From the kitchen, he wandered down another passage to what looked like a home office, although it had to be the neatest and least-used home office in the world, entirely clutter-free and a few neat rows of abstruse-looking astrophysics and cosmology titles arrayed on the shelves. One wall displayed a blown-up framed still of Catalina pictured against the backdrop of an astonishingly resplendent Milky Way. Her face was aglow with enthusiasm, those big brown eyes as incandescent as the heavens. Ben presumed it must be an image from her TV astronomy series. Looking at it, it wasn’t hard to see what her public had loved in her.

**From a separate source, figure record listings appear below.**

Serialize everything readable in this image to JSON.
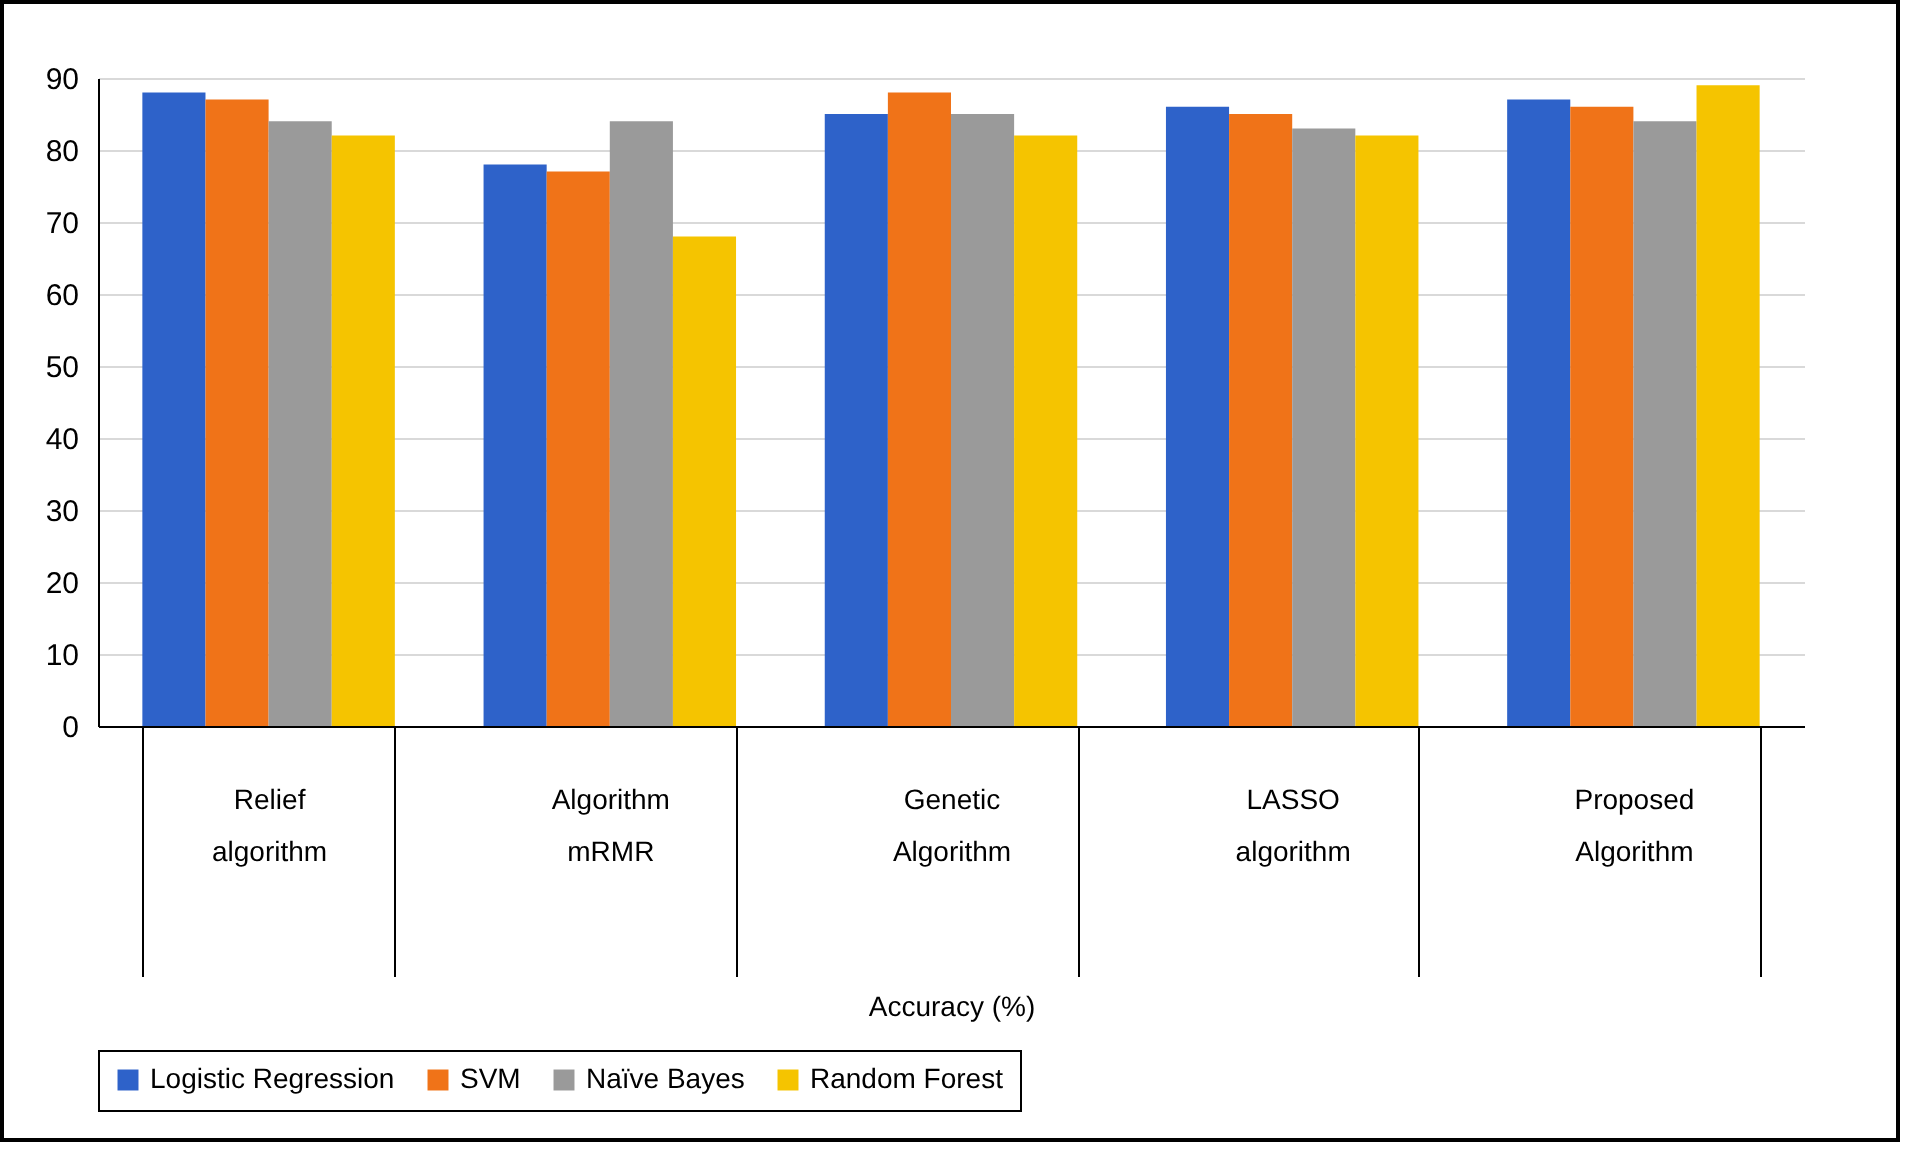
{
  "chart_data": {
    "type": "bar",
    "xlabel": "Accuracy (%)",
    "categories": [
      "Relief algorithm",
      "Algorithm mRMR",
      "Genetic Algorithm",
      "LASSO algorithm",
      "Proposed Algorithm"
    ],
    "series": [
      {
        "name": "Logistic Regression",
        "color": "#2e62c9",
        "values": [
          88,
          78,
          85,
          86,
          87
        ]
      },
      {
        "name": "SVM",
        "color": "#f07318",
        "values": [
          87,
          77,
          88,
          85,
          86
        ]
      },
      {
        "name": "Naïve Bayes",
        "color": "#9a9a9a",
        "values": [
          84,
          84,
          85,
          83,
          84
        ]
      },
      {
        "name": "Random Forest",
        "color": "#f5c400",
        "values": [
          82,
          68,
          82,
          82,
          89
        ]
      }
    ],
    "ylim": [
      0,
      90
    ],
    "yticks": [
      0,
      10,
      20,
      30,
      40,
      50,
      60,
      70,
      80,
      90
    ],
    "grid": "y",
    "legend": "bottom"
  }
}
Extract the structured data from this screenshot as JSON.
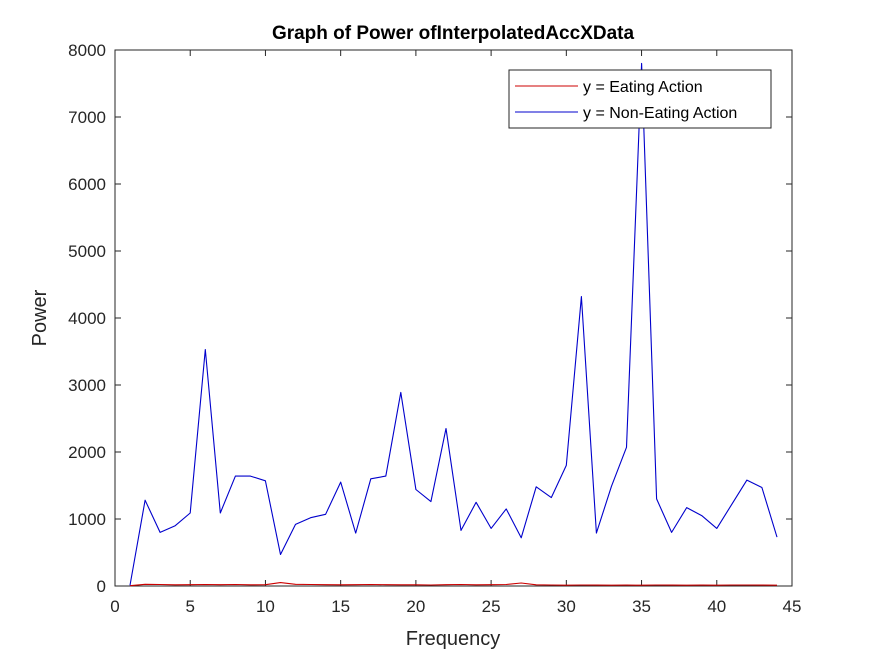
{
  "chart_data": {
    "type": "line",
    "title": "Graph of Power ofInterpolatedAccXData",
    "xlabel": "Frequency",
    "ylabel": "Power",
    "xlim": [
      0,
      45
    ],
    "ylim": [
      0,
      8000
    ],
    "xticks": [
      0,
      5,
      10,
      15,
      20,
      25,
      30,
      35,
      40,
      45
    ],
    "yticks": [
      0,
      1000,
      2000,
      3000,
      4000,
      5000,
      6000,
      7000,
      8000
    ],
    "grid": false,
    "legend": "top-right",
    "x": [
      1,
      2,
      3,
      4,
      5,
      6,
      7,
      8,
      9,
      10,
      11,
      12,
      13,
      14,
      15,
      16,
      17,
      18,
      19,
      20,
      21,
      22,
      23,
      24,
      25,
      26,
      27,
      28,
      29,
      30,
      31,
      32,
      33,
      34,
      35,
      36,
      37,
      38,
      39,
      40,
      41,
      42,
      43,
      44
    ],
    "series": [
      {
        "name": "y = Eating Action",
        "color": "#cc0000",
        "values": [
          5,
          25,
          22,
          18,
          20,
          22,
          20,
          22,
          18,
          20,
          50,
          25,
          22,
          20,
          18,
          20,
          22,
          20,
          18,
          18,
          15,
          20,
          22,
          18,
          20,
          22,
          45,
          18,
          15,
          12,
          15,
          14,
          12,
          14,
          12,
          15,
          14,
          12,
          14,
          12,
          15,
          15,
          14,
          12
        ]
      },
      {
        "name": "y = Non-Eating Action",
        "color": "#0000cc",
        "values": [
          10,
          1280,
          800,
          900,
          1090,
          3530,
          1090,
          1640,
          1640,
          1570,
          470,
          920,
          1020,
          1070,
          1550,
          790,
          1600,
          1640,
          2890,
          1440,
          1260,
          2350,
          830,
          1250,
          860,
          1150,
          720,
          1480,
          1320,
          1800,
          4320,
          790,
          1490,
          2070,
          7800,
          1300,
          800,
          1170,
          1050,
          860,
          1220,
          1580,
          1470,
          730
        ]
      }
    ]
  }
}
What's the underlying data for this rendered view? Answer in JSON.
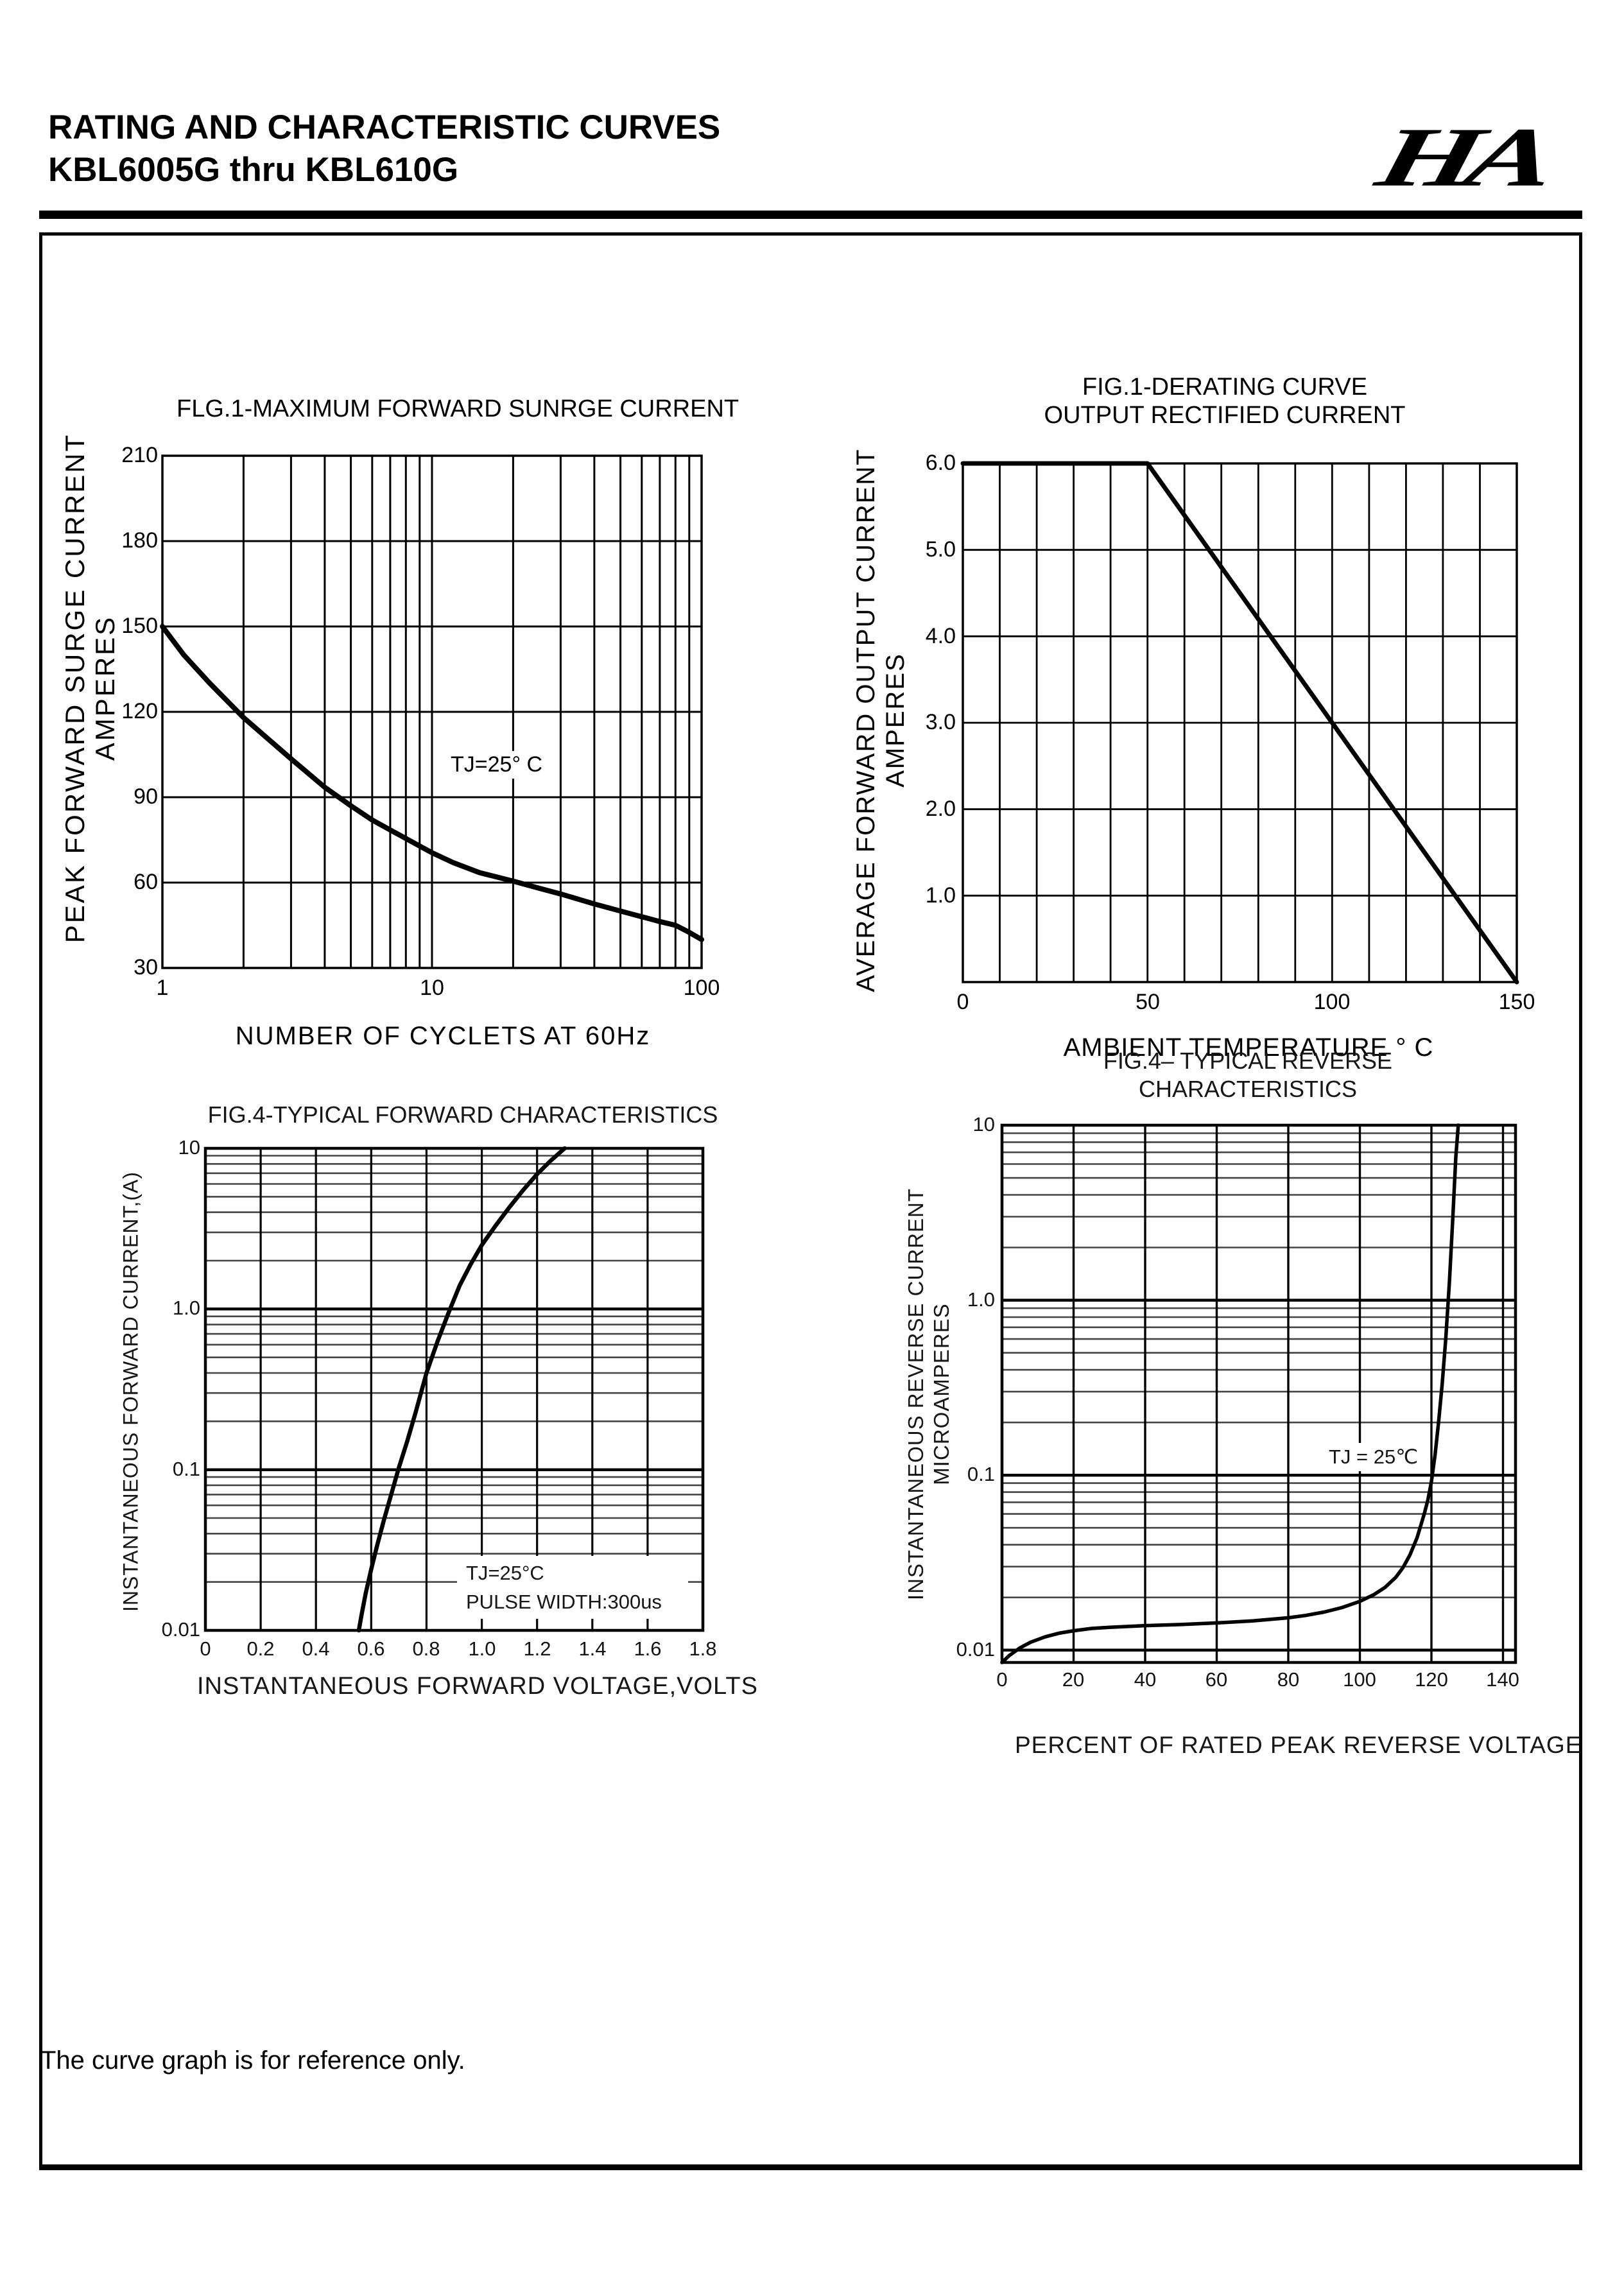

He gazed at it for a moment, then went on examining the room.

According to the police report, Catalina’s personal computer had been checked for suspicious emails or anything that could provide leads to contradict the suicide motive. Nothing having been found, the computer had been replaced, unplugged from the monitor on the desk. Ben was confident that the contents of drawers, her address book, phone records and general paperwork would have all been routinely examined, too, but he had a riffle through the desk just in case anything jumped out at him. It didn’t, although he wasn’t particularly sure what he was looking for. Sometimes you just had to go by instinct. And so far, his instincts weren’t feeding much back to him.

Of the three bedrooms in the big apartment, the first he looked into was a guest room with a huge empty wardrobe and a timber-framed bed piled high with silk cushions. The second was stripped bare and in the middle of being redecorated, a stepladder against one wall, paint pots, plastic sheeting on the floor. He found that potentially interesting. Suicidal people didn’t tend to care much about the state of their home decor. Then again, it wasn’t much to base a theory on.